Bald kannten sie mich dort, und als ich wuchs, wurden die Empfehlungen meinem Wachstum angepasst, bis ich so groß war, dass ich bei den Büchern für Erwachsene landete und sie auch halbwegs verstand. Ich sage „halbwegs“, weil hundertprozentig verstehen wir uns nie. Darüber hinaus gibt es Länder, die so weit, so fremd sind im Ort und in der Zeit, dass wir Anweisungen brauchen. Und den Willen.

Ich wollte – und ich verstand viel. Ich bildete mir ein, zu verstehen, warum sich Pärchen bei Murasaki Shikibu nach einem Stelldichein kleine Papierbändchen mit ein paar japanischen Schriftzeichen zukommen ließen – auch ich kriege nach einem Treffen gerne eine SMS.

Ich verstand die Neugier Odysseus’, der unbedingt die Sirenen singen hören wollte, weil auch ich die geheime Tür meiner Tante zu öffnen versucht hatte. Konsequenzen vorbeugend, jedoch in Kauf nehmend.

Ich weiß nicht, ob das der richtige Ort dafür ist, aber die Lesekultur geht in eine Richtung, die mich ermutigt zu erwähnen: Ja, ich konnte mich mit Odysseus identifizieren. Obwohl ich eine Frau bin. Weil ich ein Mensch bin. Ich finde es extrem wichtig, dass wir nicht nur Bücher lesen, die uns eine klare Identifikationsbasis bieten, sondern dass wir auch die Möglichkeit des Buches nutzen, in völlig fremde Welten einzutauchen und sich mit diesen vertraut zu machen.

(Aber bleibt trotzdem feministisch, bitte, das war keine Aufforderung zum Patriarchat!)

Literatur eröffnet für mich die sehr wichtige Möglichkeit, Empathie zu pflegen, um jeden Menschen auf der Welt in uns selbst finden zu können und ihm Gehör zu schenken.

Aber es gibt nicht nur Menschen auf dieser Welt, es gibt auch … zum Beispiel … Boote! Die findet man in einer Buchhandlung auch. Und nicht nur Boote, Amseln, Buchfinken, Dohlen, Elstern, sondern alles. Es gibt alles, ich werde jetzt überschwänglich und sage alles, was es auf der Welt gibt, und alles, was es gab, und vieles, was sein könnte oder hätte sein können. Die geschrumpfte Welt dehnt sich wieder aus.

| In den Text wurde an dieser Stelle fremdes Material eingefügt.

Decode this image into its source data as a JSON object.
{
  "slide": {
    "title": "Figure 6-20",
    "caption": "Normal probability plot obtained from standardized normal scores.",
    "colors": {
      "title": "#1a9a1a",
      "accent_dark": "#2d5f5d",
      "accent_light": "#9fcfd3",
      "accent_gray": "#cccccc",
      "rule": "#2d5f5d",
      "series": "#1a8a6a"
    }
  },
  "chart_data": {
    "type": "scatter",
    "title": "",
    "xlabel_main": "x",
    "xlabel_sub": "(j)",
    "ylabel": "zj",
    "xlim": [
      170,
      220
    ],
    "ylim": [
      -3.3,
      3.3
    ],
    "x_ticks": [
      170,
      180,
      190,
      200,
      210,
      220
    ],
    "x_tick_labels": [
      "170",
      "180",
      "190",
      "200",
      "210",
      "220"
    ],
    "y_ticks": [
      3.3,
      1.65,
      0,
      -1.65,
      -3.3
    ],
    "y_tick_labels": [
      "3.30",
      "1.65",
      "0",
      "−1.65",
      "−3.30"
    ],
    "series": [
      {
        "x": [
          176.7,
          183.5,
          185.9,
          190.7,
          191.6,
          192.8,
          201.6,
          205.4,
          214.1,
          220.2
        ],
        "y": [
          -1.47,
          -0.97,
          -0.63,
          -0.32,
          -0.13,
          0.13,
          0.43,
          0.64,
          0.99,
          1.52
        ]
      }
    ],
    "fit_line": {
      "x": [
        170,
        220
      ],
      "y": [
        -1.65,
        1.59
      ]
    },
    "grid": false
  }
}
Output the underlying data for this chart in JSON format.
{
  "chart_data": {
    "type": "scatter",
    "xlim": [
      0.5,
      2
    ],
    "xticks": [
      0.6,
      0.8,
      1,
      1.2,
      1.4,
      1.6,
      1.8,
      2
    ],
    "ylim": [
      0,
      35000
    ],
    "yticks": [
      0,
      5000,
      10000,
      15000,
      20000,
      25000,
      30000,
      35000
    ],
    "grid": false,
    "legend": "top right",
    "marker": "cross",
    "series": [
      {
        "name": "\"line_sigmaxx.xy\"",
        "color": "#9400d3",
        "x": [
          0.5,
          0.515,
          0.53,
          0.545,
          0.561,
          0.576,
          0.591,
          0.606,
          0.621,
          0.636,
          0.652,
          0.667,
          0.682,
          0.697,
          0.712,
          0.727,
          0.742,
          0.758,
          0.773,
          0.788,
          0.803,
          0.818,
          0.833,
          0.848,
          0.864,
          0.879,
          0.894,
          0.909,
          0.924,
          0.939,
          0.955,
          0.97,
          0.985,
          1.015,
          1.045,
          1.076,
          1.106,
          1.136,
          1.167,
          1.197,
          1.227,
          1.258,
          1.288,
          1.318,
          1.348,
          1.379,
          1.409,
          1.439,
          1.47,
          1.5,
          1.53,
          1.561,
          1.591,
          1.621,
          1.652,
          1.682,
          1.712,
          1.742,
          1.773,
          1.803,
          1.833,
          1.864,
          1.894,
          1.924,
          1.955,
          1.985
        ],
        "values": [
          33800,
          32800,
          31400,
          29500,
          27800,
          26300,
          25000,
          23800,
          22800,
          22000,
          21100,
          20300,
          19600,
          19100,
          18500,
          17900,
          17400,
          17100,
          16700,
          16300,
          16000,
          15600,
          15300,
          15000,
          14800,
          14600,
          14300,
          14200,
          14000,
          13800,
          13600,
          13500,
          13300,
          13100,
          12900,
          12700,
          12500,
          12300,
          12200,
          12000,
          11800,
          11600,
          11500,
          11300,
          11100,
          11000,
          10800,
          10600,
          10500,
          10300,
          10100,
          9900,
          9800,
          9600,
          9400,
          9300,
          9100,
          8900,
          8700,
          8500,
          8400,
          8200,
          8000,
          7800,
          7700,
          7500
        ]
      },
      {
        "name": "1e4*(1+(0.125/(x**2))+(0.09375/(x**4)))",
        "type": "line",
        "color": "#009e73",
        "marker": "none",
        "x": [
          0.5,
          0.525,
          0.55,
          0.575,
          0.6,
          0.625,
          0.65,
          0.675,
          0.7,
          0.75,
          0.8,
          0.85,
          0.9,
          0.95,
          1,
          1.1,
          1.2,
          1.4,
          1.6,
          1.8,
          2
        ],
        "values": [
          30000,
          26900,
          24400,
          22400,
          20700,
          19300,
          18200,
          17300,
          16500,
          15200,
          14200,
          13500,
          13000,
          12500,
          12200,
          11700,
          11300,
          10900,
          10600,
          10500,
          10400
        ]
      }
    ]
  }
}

Wer eine Buchhandlung betritt, kommt aus dem Alltag, in dem audiovisuelle Reize herrschen, idealerweise in eine Zuflucht – rein aus Papier und Buchstaben. Man kommt aus einer chaotischen Welt, in der nicht nur jede Menge Dinge passieren, sondern in der auch fast zwei Millionen Bücher pro Jahr erscheinen. Aus einer digitalen Welt, in der alle Empfehlungen unseren eigenen vorangegangenen Suchanfragen entspringen oder der höchsten Anzahl der an andere Menschen verkauften Exemplare.

In einer Buchhandlung kann man sich davon bis zu einem gewissen Grad befreien. Die Überflut der zwei Millionen wird in Ordnung gebracht. Alles steht im richtigen Regal, nicht nur nach Themen, sondern auch nach Alphabet geordnet, so eine Ordnung sucht man da draußen vergeblich! Wenn man Bestseller sucht, stehen sie griffbereit, wenn man Obskures sucht, stöbert man im Unzugänglichen, tief unten oder hoch oben, auch das ist gut, weil es in Ordnung ist. Und vor allem: Man kann darüber reden.

Wer wie Odysseus die Meere befahren will, geht in die entsprechende Buchhandlung und dort in die nautische Abteilung und macht sich anschließend auch ein wenig mit Astronomie bekannt. Weil man weiß: Wenn man zwei Millionen Sterne überall am Himmel verstreut sieht, ist man komplett verloren. Es braucht fixe Punkte, die jeder kennt, um sich orientieren zu können. Es muss jemanden geben, eine*n Verwandte*n, eine*n Lehrer*in oder eine*n Buchhändler*in, die/der einem hilft, ein paar Sterne zu erkennen und sie zum Beispiel zu einem großen Bären miteinander zu verbinden. Danach kann man immer mehr und mehr Sterne kennenlernen und man fühlt sich immer sicherer am Meer. Der nächtliche Himmel wird uns nie gänzlich vertraut sein, aber zumindest finden wir mit seiner Hilfe verlässlicher in den sicheren Hafen.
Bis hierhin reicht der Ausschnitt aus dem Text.